Мутти, плотно сомкнув губы, стояла у раковины и, открыв кран, замачивала тарелки и столовые приборы. Потом она выключила воду и замерла, поникнув головой, положив руку на кран и уставившись в раковину. Постояв так некоторое время, она вернулась к столу и села.
— Не представляю, куда меня отправят, — сказал фатер. — Могут дать небольшой отпуск, но сомневаюсь. Им нужны солдаты. Наверняка я получу приказ заступить на службу немедленно.

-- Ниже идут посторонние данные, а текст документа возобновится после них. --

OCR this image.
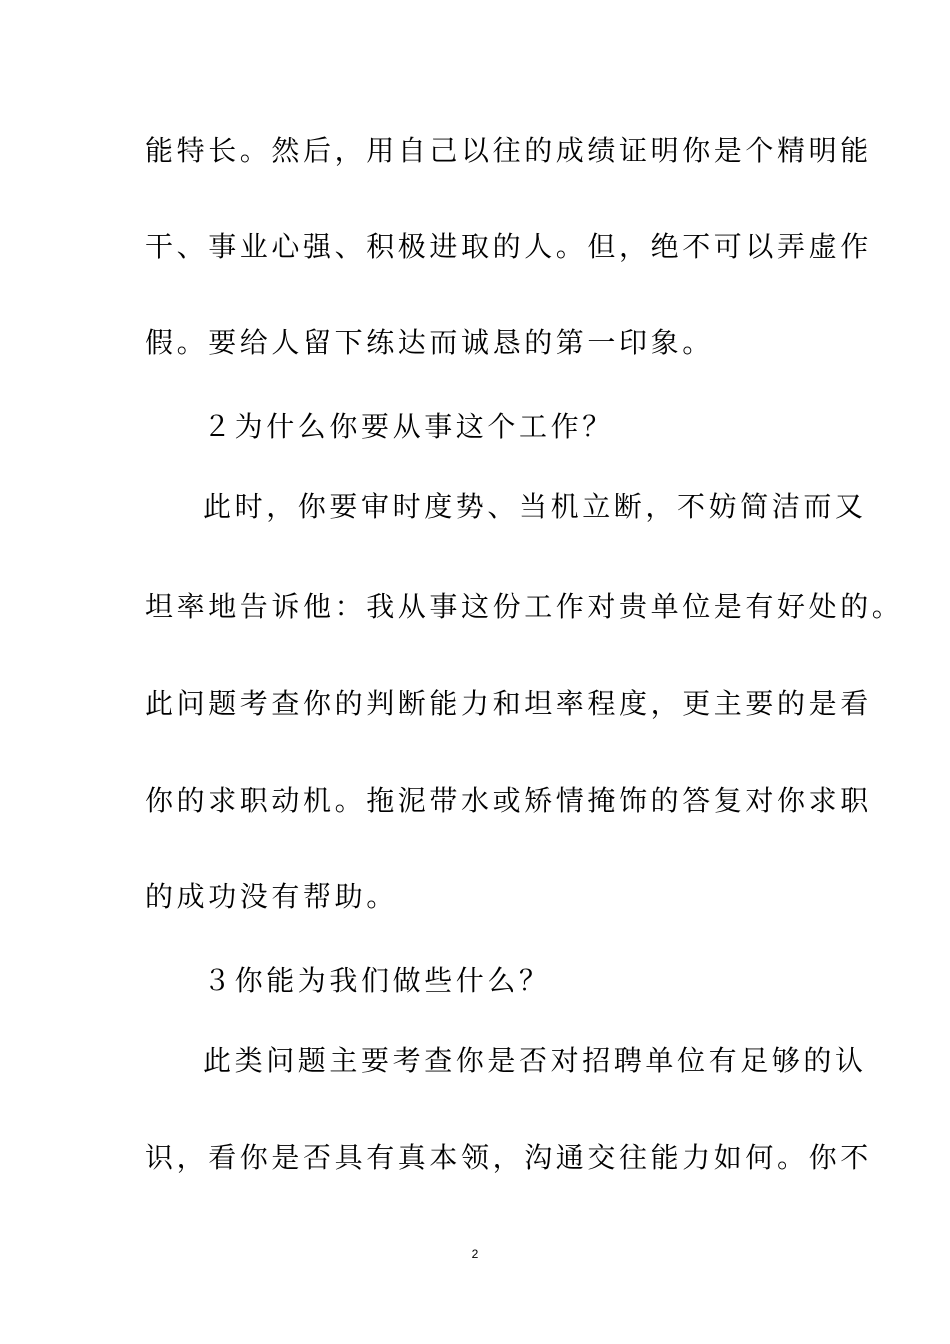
能特长。然后，用自己以往的成绩证明你是个精明能
干、事业心强、积极进取的人。但，绝不可以弄虚作
假。要给人留下练达而诚恳的第一印象。
２为什么你要从事这个工作？
此时，你要审时度势、当机立断，不妨简洁而又
坦率地告诉他：我从事这份工作对贵单位是有好处的。
此问题考查你的判断能力和坦率程度，更主要的是看
你的求职动机。拖泥带水或矫情掩饰的答复对你求职
的成功没有帮助。
３你能为我们做些什么？
此类问题主要考查你是否对招聘单位有足够的认
识，看你是否具有真本领，沟通交往能力如何。你不
2
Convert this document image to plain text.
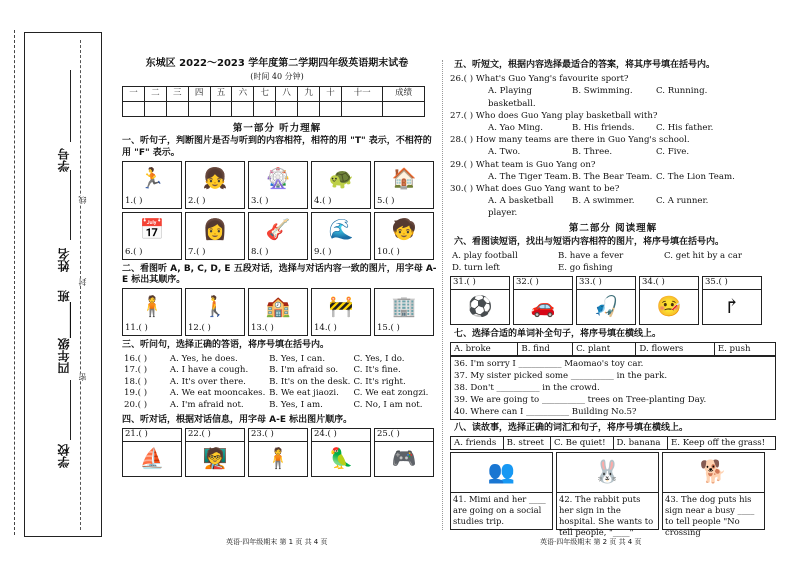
学校
四年级______班
姓名
学号
密
封
线
东城区 2022～2023 学年度第二学期四年级英语期末试卷
(时间 40 分钟)
一	二	三	四	五	六	七	八	九	十	十一	成绩

第一部分 听力理解
一、听句子，判断图片是否与听到的内容相符，相符的用 "T" 表示，不相符的用 "F" 表示。
🏃
1.( )
👧
2.( )
🎡
3.( )
🐢
4.( )
🏠
5.( )
📅
6.( )
👩
7.( )
🎸
8.( )
🌊
9.( )
🧒
10.( )
二、看图听 A, B, C, D, E 五段对话，选择与对话内容一致的图片，用字母 A-E 标出其顺序。
🧍
11.( )
🚶
12.( )
🏫
13.( )
🚧
14.( )
🏢
15.( )
三、听问句，选择正确的答语，将序号填在括号内。
16.( )	A. Yes, he does.	B. Yes, I can.	C. Yes, I do.
17.( )	A. I have a cough.	B. I'm afraid so.	C. It's fine.
18.( )	A. It's over there.	B. It's on the desk. C. It's right.
19.( )	A. We eat mooncakes. B. We eat jiaozi.	C. We eat zongzi.
20.( )	A. I'm afraid not.	B. Yes, I am.	C. No, I am not.
四、听对话，根据对话信息，用字母 A-E 标出图片顺序。
21.( )
⛵
22.( )
🧑‍🏫
23.( )
🧍
24.( )
🦜
25.( )
🎮
英语·四年级期末 第 1 页 共 4 页
五、听短文，根据内容选择最适合的答案，将其序号填在括号内。
26.( ) What's Guo Yang's favourite sport?
A. Playing basketball.
B. Swimming.	C. Running.
27.( ) Who does Guo Yang play basketball with?
A. Yao Ming.	B. His friends.	C. His father.
28.( ) How many teams are there in Guo Yang's school.
A. Two.	B. Three.	C. Five.
29.( ) What team is Guo Yang on?
A. The Tiger Team. B. The Bear Team. C. The Lion Team.
30.( ) What does Guo Yang want to be?
A. A basketball player.
B. A swimmer.	C. A runner.
第二部分 阅读理解
六、看图读短语，找出与短语内容相符的图片，将序号填在括号内。
A. play football	B. have a fever	C. get hit by a car
D. turn left	E. go fishing
31.( )
⚽
32.( )
🚗
33.( )
🎣
34.( )
🤒
35.( )
↱
七、选择合适的单词补全句子，将序号填在横线上。
A. broke	B. find	C. plant	D. flowers	E. push
36. I'm sorry I __________ Maomao's toy car.
37. My sister picked some __________ in the park.
38. Don't __________ in the crowd.
39. We are going to __________ trees on Tree-planting Day.
40. Where can I __________ Building No.5?
八、读故事，选择正确的词汇和句子，将序号填在横线上。
A. friends	B. street	C. Be quiet!	D. banana	E. Keep off the grass!
👥
41. Mimi and her ____ are going on a social studies trip.
🐰
42. The rabbit puts her sign in the hospital. She wants to tell people, "____"
🐕
43. The dog puts his sign near a busy ____ to tell people "No crossing
英语·四年级期末 第 2 页 共 4 页
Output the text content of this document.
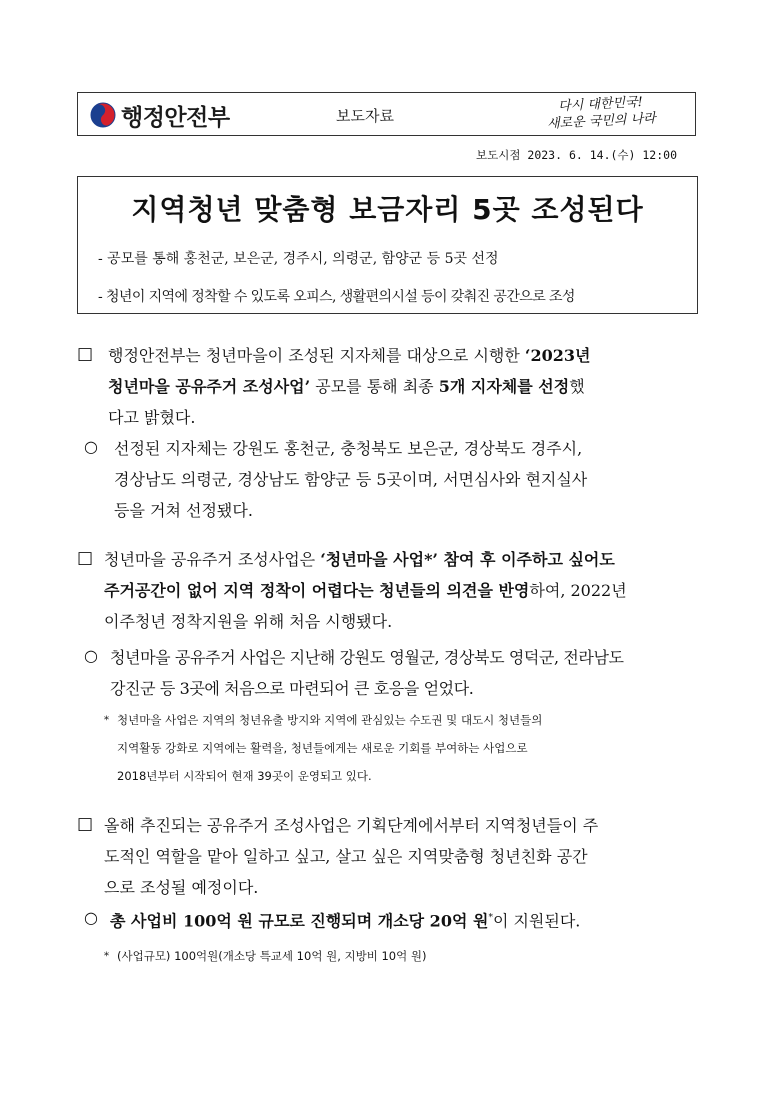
행정안전부	보도자료
다시 대한민국!
새로운 국민의 나라
보도시점 2023. 6. 14.(수) 12:00
지역청년 맞춤형 보금자리 5곳 조성된다
- 공모를 통해 홍천군, 보은군, 경주시, 의령군, 함양군 등 5곳 선정
- 청년이 지역에 정착할 수 있도록 오피스, 생활편의시설 등이 갖춰진 공간으로 조성
□ 행정안전부는 청년마을이 조성된 지자체를 대상으로 시행한 ‘2023년
청년마을 공유주거 조성사업’ 공모를 통해 최종 5개 지자체를 선정했
다고 밝혔다.
○ 선정된 지자체는 강원도 홍천군, 충청북도 보은군, 경상북도 경주시,
경상남도 의령군, 경상남도 함양군 등 5곳이며, 서면심사와 현지실사
등을 거쳐 선정됐다.
□ 청년마을 공유주거 조성사업은 ‘청년마을 사업*’ 참여 후 이주하고 싶어도
주거공간이 없어 지역 정착이 어렵다는 청년들의 의견을 반영하여, 2022년
이주청년 정착지원을 위해 처음 시행됐다.
○ 청년마을 공유주거 사업은 지난해 강원도 영월군, 경상북도 영덕군, 전라남도
강진군 등 3곳에 처음으로 마련되어 큰 호응을 얻었다.
* 청년마을 사업은 지역의 청년유출 방지와 지역에 관심있는 수도권 및 대도시 청년들의
지역활동 강화로 지역에는 활력을, 청년들에게는 새로운 기회를 부여하는 사업으로
2018년부터 시작되어 현재 39곳이 운영되고 있다.
□ 올해 추진되는 공유주거 조성사업은 기획단계에서부터 지역청년들이 주
도적인 역할을 맡아 일하고 싶고, 살고 싶은 지역맞춤형 청년친화 공간
으로 조성될 예정이다.
○ 총 사업비 100억 원 규모로 진행되며 개소당 20억 원*이 지원된다.
* (사업규모) 100억원(개소당 특교세 10억 원, 지방비 10억 원)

— Когда тебе надо идти? — поинтересовался Генрих тусклым голосом.
— Хотелось бы мне просидеть тут с вами весь день, но пора выходить. Нужно успеть на станцию к десяти, чтобы сесть на поезд до Штутгарта, — он встал, поставил кружку в раковину, обернулся и окинул взглядом семью.
Карл всхлипнул и прижал руки к лицу, глядя на папу сквозь расставленные пальцы. Генрих поднялся, с серьезным лицом подошел к отцу и протянул руку.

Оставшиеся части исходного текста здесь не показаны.